Ne consegue che il procedimento per l'adeguamento delle tariffe non può essere inciso unilateralmente, in senso sfavorevole per una sola delle parti, alterando così l'equilibrio contrattuale. Secondo la Corte, l'alterazione della parità delle parti non è nel caso di specie sorretta da una idonea ragione di interesse pubblico, in quanto l'esigenza di assicurare l'applicazione del nuovo sistema tariffario poteva già essere soddisfatta dall'applicazione delle delibere sia del Cipe sia dell'Autorità di regolazione dei trasporti nel frattempo intervenute. Di qui la lesione dell'articolo 41 della Costituzione perché, lamenta la Corte, "in rapporti di tal genere, proprio per l'importanza che essi rivestono e per gli interessi che intendono soddisfare, l'equilibrio contrattuale convenuto fra le parti assume massimo rilievo, in quanto funzionale a rendere l'esercizio della concessione in linea con gli interessi del Paese e nella piena garanzia dell'utenza".

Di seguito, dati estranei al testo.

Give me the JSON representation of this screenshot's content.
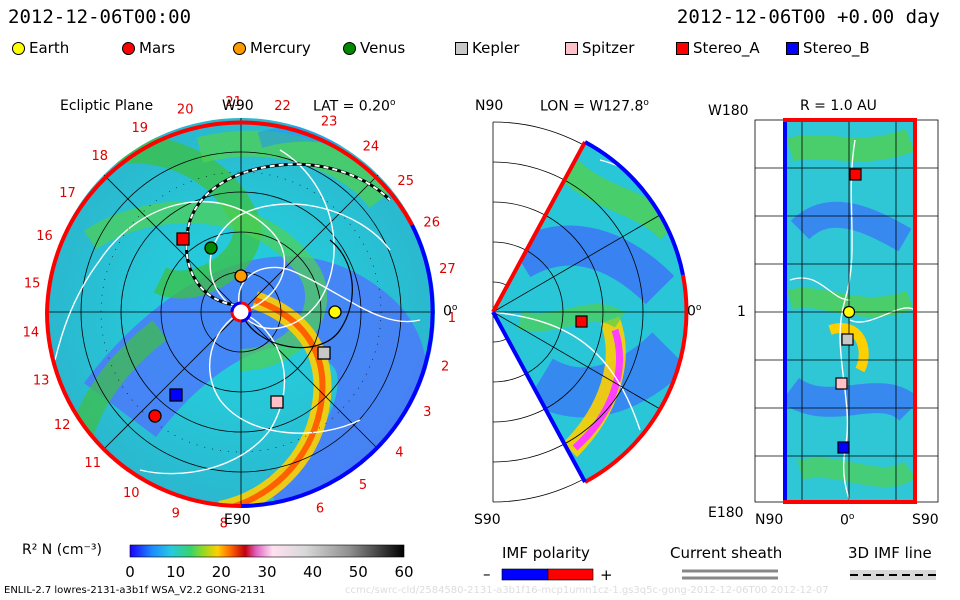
{
  "header": {
    "datetime": "2012-12-06T00:00",
    "run_time": "2012-12-06T00 +0.00 day"
  },
  "legend": [
    {
      "name": "Earth",
      "color": "#ffff00",
      "shape": "circle"
    },
    {
      "name": "Mars",
      "color": "#ff0000",
      "shape": "circle"
    },
    {
      "name": "Mercury",
      "color": "#ff9900",
      "shape": "circle"
    },
    {
      "name": "Venus",
      "color": "#008800",
      "shape": "circle"
    },
    {
      "name": "Kepler",
      "color": "#c8c8c8",
      "shape": "square"
    },
    {
      "name": "Spitzer",
      "color": "#ffc0c8",
      "shape": "square"
    },
    {
      "name": "Stereo_A",
      "color": "#ff0000",
      "shape": "square"
    },
    {
      "name": "Stereo_B",
      "color": "#0000ff",
      "shape": "square"
    }
  ],
  "panels": {
    "ecliptic": {
      "title": "Ecliptic Plane",
      "top_label": "W90",
      "bottom_label": "E90",
      "right_label": "0",
      "lat": "LAT = 0.20"
    },
    "meridional": {
      "top_label": "N90",
      "bottom_label": "S90",
      "right_label": "0",
      "lon": "LON = W127.8"
    },
    "radial": {
      "radius": "R = 1.0 AU",
      "top_left": "W180",
      "mid_left": "1",
      "bottom_left": "E180",
      "x_left": "N90",
      "x_mid": "0",
      "x_right": "S90"
    }
  },
  "carrington_ticks": [
    "6",
    "5",
    "4",
    "3",
    "2",
    "1",
    "27",
    "26",
    "25",
    "24",
    "23",
    "22",
    "21",
    "20",
    "19",
    "18",
    "17",
    "16",
    "15",
    "14",
    "13",
    "12",
    "11",
    "10",
    "9",
    "8"
  ],
  "chart_data": {
    "type": "heatmap",
    "quantity": "R² N (cm⁻³)",
    "colorbar": {
      "min": 0,
      "max": 60,
      "ticks": [
        0,
        10,
        20,
        30,
        40,
        50,
        60
      ]
    },
    "bodies": [
      {
        "name": "Earth",
        "panel": "ecliptic"
      },
      {
        "name": "Mars",
        "panel": "ecliptic"
      },
      {
        "name": "Mercury",
        "panel": "ecliptic"
      },
      {
        "name": "Venus",
        "panel": "ecliptic"
      },
      {
        "name": "Kepler",
        "panel": "ecliptic"
      },
      {
        "name": "Spitzer",
        "panel": "ecliptic"
      },
      {
        "name": "Stereo_A",
        "panel": "ecliptic"
      },
      {
        "name": "Stereo_B",
        "panel": "ecliptic"
      }
    ]
  },
  "footer": {
    "model": "ENLIL-2.7 lowres-2131-a3b1f WSA_V2.2 GONG-2131",
    "imf_polarity": "IMF polarity",
    "current_sheath": "Current sheath",
    "imf_line": "3D IMF line",
    "minus": "–",
    "plus": "+",
    "watermark": "ccmc/swrc-cld/2584580-2131-a3b1f16-mcp1umn1cz-1.gs3q5c-gong-2012-12-06T00   2012-12-07"
  }
}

La Consulta ha osservato che il legislatore non può porre una disciplina che, rinviando gli adeguamenti tariffari, "sbilanci irragionevolmente il rapporto concessorio in favore dell'amministrazione concedente, con ricadute negative sugli interessi tanto dei concessionari, quanto dell'utenza". Per la Corte tale sbilanciamento "non è funzionale neppure a impedire un asserito aumento ingiustificato delle tariffe, sul presupposte che queste potessero essere calcolate sulla base dei vecchi criteri". Ad escludere una tale evenienza, ha concluso la Corte, "stanno proprio l'istituzione dell'Autorità di regolazione dei trasporti e la successiva estensione delle sue competenze alle concessioni in essere che hanno portato alle delibere del 2019, le quali hanno dettato criteri uniformi per il calcolo delle tariffe".